Madencilik faaliyetleri kamu denetiminde ve rasyonel bir plan çerçevesinde yürütülmeli, sektörde aramadan uç ürüne kadar her aşamada ileri teknoloji kullanımı
amaçlanmalıdır.
Bölge halkının tarihe dayalı yaşam alanları ve ekonomik faaliyetleri yok sayılmamalı; madencilik faaliyetleri, yerel ekonomiler, diğer doğal kaynaklar ve çevre dikkate alınarak yürütülmelidir.
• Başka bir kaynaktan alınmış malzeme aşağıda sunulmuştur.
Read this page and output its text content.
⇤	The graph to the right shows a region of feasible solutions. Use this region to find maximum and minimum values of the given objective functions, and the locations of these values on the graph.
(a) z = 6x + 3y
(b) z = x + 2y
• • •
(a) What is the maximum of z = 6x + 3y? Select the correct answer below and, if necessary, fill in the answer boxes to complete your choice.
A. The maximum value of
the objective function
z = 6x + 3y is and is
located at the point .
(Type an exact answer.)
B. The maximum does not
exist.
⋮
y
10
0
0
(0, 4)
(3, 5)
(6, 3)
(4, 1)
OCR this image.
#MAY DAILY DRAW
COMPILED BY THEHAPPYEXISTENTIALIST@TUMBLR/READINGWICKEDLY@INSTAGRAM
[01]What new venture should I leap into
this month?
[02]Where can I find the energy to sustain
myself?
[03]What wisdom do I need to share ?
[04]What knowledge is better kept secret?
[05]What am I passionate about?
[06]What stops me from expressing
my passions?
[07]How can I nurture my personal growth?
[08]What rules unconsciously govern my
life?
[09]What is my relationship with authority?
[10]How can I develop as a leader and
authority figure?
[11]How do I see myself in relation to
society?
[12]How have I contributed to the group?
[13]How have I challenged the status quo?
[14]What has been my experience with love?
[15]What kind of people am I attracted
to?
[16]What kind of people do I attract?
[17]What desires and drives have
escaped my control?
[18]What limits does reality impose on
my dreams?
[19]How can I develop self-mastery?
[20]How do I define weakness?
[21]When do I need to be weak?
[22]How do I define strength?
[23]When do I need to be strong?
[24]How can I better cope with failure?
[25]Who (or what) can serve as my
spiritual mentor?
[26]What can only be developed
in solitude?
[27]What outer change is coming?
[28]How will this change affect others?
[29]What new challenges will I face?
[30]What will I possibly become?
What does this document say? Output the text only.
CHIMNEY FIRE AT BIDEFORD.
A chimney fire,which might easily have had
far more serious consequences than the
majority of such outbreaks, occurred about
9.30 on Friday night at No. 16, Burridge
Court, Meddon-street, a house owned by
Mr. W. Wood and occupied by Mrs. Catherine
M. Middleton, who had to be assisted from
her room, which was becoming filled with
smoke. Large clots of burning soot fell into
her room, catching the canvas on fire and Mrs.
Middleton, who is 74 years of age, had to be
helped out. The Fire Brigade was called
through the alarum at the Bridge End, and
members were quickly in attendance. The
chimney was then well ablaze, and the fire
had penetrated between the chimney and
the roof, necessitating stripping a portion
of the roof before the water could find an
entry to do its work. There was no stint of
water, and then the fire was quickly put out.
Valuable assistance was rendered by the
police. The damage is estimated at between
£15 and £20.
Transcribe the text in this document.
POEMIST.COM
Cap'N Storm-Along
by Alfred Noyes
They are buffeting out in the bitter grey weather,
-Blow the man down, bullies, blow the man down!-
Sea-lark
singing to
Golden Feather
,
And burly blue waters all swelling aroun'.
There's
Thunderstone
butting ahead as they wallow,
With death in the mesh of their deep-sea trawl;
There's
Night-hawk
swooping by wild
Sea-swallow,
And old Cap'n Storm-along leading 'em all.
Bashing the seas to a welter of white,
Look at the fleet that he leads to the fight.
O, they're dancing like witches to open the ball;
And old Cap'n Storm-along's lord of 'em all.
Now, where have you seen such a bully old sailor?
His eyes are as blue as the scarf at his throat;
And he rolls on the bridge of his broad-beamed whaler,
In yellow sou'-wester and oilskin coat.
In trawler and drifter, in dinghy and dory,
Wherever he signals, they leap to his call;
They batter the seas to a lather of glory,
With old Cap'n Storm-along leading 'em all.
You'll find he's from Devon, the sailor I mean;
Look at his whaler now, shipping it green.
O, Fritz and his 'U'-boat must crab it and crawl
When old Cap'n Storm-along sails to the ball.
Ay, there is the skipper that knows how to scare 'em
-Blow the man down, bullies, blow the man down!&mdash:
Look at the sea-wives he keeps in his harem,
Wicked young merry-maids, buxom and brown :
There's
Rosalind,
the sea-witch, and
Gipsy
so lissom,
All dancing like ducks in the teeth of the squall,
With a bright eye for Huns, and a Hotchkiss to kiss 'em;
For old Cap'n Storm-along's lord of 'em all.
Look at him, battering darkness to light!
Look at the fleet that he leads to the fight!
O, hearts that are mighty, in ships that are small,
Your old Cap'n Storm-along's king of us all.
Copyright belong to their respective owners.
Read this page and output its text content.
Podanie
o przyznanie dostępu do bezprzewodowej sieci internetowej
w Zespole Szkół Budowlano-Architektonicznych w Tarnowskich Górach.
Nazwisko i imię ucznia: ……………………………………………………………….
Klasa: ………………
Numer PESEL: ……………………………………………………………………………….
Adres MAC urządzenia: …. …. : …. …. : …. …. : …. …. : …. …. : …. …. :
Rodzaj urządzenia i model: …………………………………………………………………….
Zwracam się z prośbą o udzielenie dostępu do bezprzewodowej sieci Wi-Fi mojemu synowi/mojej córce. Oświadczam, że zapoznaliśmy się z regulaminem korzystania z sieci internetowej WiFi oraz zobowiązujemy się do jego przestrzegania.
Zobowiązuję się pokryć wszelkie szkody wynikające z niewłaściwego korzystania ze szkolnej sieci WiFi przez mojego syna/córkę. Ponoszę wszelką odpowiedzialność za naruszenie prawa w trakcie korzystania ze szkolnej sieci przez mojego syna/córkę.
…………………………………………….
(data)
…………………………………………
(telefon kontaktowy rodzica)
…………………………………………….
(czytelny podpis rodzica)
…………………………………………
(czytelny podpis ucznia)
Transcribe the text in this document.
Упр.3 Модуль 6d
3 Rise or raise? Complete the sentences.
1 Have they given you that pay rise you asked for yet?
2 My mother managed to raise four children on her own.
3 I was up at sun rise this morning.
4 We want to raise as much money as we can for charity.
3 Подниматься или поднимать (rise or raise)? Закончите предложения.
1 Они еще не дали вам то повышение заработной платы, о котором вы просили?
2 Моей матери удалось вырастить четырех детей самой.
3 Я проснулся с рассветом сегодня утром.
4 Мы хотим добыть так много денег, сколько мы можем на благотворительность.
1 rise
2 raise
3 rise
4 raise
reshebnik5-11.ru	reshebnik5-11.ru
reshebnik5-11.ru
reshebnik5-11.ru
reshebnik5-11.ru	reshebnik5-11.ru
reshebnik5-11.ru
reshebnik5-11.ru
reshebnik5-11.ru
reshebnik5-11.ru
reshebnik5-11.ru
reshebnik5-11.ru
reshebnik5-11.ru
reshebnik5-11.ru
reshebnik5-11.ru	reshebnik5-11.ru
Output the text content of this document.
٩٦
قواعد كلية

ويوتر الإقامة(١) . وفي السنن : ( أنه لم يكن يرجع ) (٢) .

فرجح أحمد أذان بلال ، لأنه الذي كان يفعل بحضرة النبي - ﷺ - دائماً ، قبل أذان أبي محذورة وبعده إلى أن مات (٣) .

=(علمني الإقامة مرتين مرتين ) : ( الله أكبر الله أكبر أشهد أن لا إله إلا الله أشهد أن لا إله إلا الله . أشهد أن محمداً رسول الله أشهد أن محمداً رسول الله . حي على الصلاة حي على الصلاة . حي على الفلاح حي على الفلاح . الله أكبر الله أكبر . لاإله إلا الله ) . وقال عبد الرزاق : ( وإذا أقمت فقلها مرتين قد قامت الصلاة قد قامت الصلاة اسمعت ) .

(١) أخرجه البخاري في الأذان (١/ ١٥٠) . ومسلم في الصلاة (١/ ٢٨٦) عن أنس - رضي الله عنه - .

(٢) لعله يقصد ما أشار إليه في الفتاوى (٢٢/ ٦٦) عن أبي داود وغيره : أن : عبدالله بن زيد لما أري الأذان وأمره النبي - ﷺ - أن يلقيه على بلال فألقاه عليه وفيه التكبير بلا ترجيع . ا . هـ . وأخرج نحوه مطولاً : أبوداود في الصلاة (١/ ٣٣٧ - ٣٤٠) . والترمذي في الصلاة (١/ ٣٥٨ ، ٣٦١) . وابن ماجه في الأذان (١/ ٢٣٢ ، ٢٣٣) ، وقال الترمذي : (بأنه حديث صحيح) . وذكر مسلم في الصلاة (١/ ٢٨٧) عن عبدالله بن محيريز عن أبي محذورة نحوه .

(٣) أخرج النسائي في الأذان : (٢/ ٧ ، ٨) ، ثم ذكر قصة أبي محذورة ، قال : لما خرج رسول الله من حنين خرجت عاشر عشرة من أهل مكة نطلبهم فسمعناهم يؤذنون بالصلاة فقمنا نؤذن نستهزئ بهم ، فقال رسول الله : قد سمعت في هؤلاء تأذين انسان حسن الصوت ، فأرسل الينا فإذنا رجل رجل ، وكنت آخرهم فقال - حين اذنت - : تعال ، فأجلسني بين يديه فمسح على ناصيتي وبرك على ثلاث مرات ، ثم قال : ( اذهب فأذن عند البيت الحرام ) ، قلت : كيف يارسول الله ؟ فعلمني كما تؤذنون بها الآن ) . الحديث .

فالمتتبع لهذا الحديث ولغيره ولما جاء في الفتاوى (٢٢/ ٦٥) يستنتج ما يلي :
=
Doğa dostu ve çevre ile uyumlu, halk ile barışık bir madencilik temel hareket noktası olmalıdır.
Üretim maliyetleri gerekçe gösterilerek, güvenli bir çalışma ortamı yaratma sorumluluğundan kaçınılmamalı, üretim baskısı altında sağlıksız ortamlarda, düşük ücret kıskacında çalışmaya izin verilmemelidir.
Ülkemizin enerji ihtiyacının sağlanmasında yerli kömüre dayalı termik santrallerle birlikte, hidrolik ve yenilenebilir kaynaklardan (rüzgâr, güneş, jeotermal, dalga vb.) en üst düzeyde yararlanılmalıdır. Bu konuda Odamız tarafından belirlenmiş olan "Ulusal Madencilik Politikaları” esas alınmalıdır.
Dünyada ve ülkemizde yaşanan yeni teknolojik gelişmeler ile değişen ve gelişen koşullar sonucunda madencilik faaliyetlerinde ortaya çıkan ihtiyaçlar doğrultusunda, maden mühendisliği eğitiminin de geliştirilmesi ve standartlarının yükseltilmesi gerekmektedir. Ayrıca, madencilik ile ilgili toplumda yayılan, bilimsel olmayan, tezviratın giderilmesi ve toplumun bilgilendirilmesi amaçlı yeni bir maden okur-yazarlığının geliştirilmesi gerekmektedir. Türkiye maden kaynakları ve ülkedeki madencilik çalışmaları ile ilgili toplumda yayılan yanlış bilgilerin süratle giderilmesi için bilimsel, doğru bilgilendirmeler için çalışmalar hızlandırılmalıdır.
Madenciliğinin sorunlarının çözümü için gerekli olan bilimsel madencilik uygulamaları için gerekli olan bilgi birikimi ve deneyim ülkemizde mevcuttur. Bilimsel madenciliğin uygulayıcısı olan maden mühendislerinin; mesleki bağımsızlığı, iş güvencesi ve çalışma koşulları iyileştirilerek yasal güvence altına alınmalıdır.
Son olarak altını çizmek isteriz ki; toplumsal barış bir ülkenin refahı için birincil ve temel ihtiyaçtır. Ne madencilik ne de diğer ekonomik faaliyetlerin toplumsal barış ortamından uzak gelişemeyeceği unutulmamalıdır.”